整个卫府正为了董施施怀了身孕而上下齐欢。
卫夫人更是在他面前絮絮叨叨说了足足有半个时辰之久,他完全插不上话。
“伯母,请问卫珩可有说几时回来?”趁着卫夫人喝茶润喉之际,终于轮到他出声。
“再几天吧,珩儿回来后必定会欣喜若狂。”卫夫人嘴上始终挂着笑容,笑得都快合不拢嘴了。
“确实。”他点了一下头附和再问:“嫂子的身体可有不适之处?”他都来了半天,某人还没来见他,真该骂。
“害喜比较严重,除此之外都很好。对了,观羽可有喜欢的人?”儿子幸福了,她爱屋及乌,也要关心和儿子是多年好友的严观羽。
卫夫人忙完自家儿子的婚事现在是把主意打到他身上吗?
“多谢伯母关心,观羽暂不考虑婚事。

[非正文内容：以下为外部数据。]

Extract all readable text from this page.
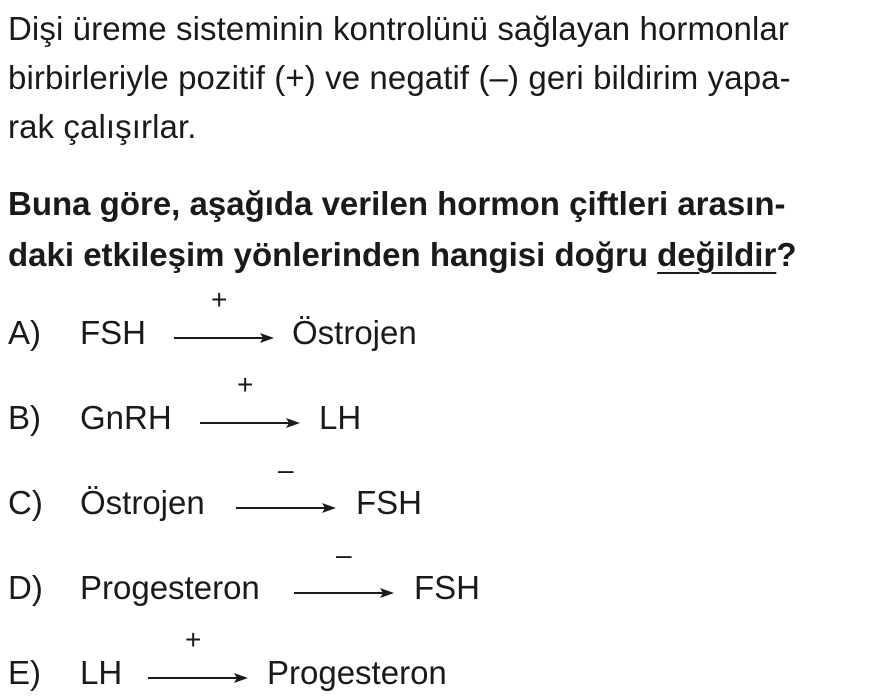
Dişi üreme sisteminin kontrolünü sağlayan hormonlar
birbirleriyle pozitif (+) ve negatif (–) geri bildirim yapa-
rak çalışırlar.
Buna göre, aşağıda verilen hormon çiftleri arasın-
daki etkileşim yönlerinden hangisi doğru değildir?
A) FSH
+
Östrojen
B) GnRH
+
LH
C) Östrojen
–
FSH
D) Progesteron
–
FSH
E) LH
+
Progesteron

”
“话不能这么说,你也三十出头了吧,莫要蹉跎,懂吗?”
“多谢伯母关心,对了观羽可否探望一下嫂子?”那丫头想必牢牢跟着董施施。
卫夫人一听,笑道:“当然可以……瞧我,一径和你分享喜悦,都忘了让你去看看施施,她和怀真在后院,我陪你去……”
“伯母刚刚不是说要上街买补药?”
“哎呀,年纪大了记忆力就差,险些忘记要紧事,那我就不招呼了。观羽,你自己绕到后院去,我先上街。”说完,卫夫人急着出府。
严观羽走到后院,果真看见怀真对董施施万般呵护,顿时心头有些不是滋味,面对严观羽的董施施先发现他,推了推怀真。
怀真转身,发现严观羽,喜上眉梢。“主子,您怎会过来?”
“施施有孕,你却没告诉我,是不是太粗心大意了点?”他敲敲她的额。
怀真连忙解释:“我要说,是施施姊说主子最近很忙,不要惊动您。”
“这怎会是小事,弟媳客气了。”严观羽转而对董施施说。
“连环山对外交通要道封闭,造成陆运量大灭,船运大增,你必定比较忙,所以才不让怀真告诉你。”
“卫珩不在,身为兄弟理当多担待些。”
“主子,您坐一下,我去端桂花酿过来。”怀真说完,匆匆跑走。
董施施注意到严观羽的视线始终落在怀真身上,深感歉意地道:“抱歉,怀真一听我怀了身孕,比我还紧张,我已嘱咐她要多陪陪你,她还是成天往我这儿跑。”
不知怎地,严观羽觉得她这番话颇有炫耀之意。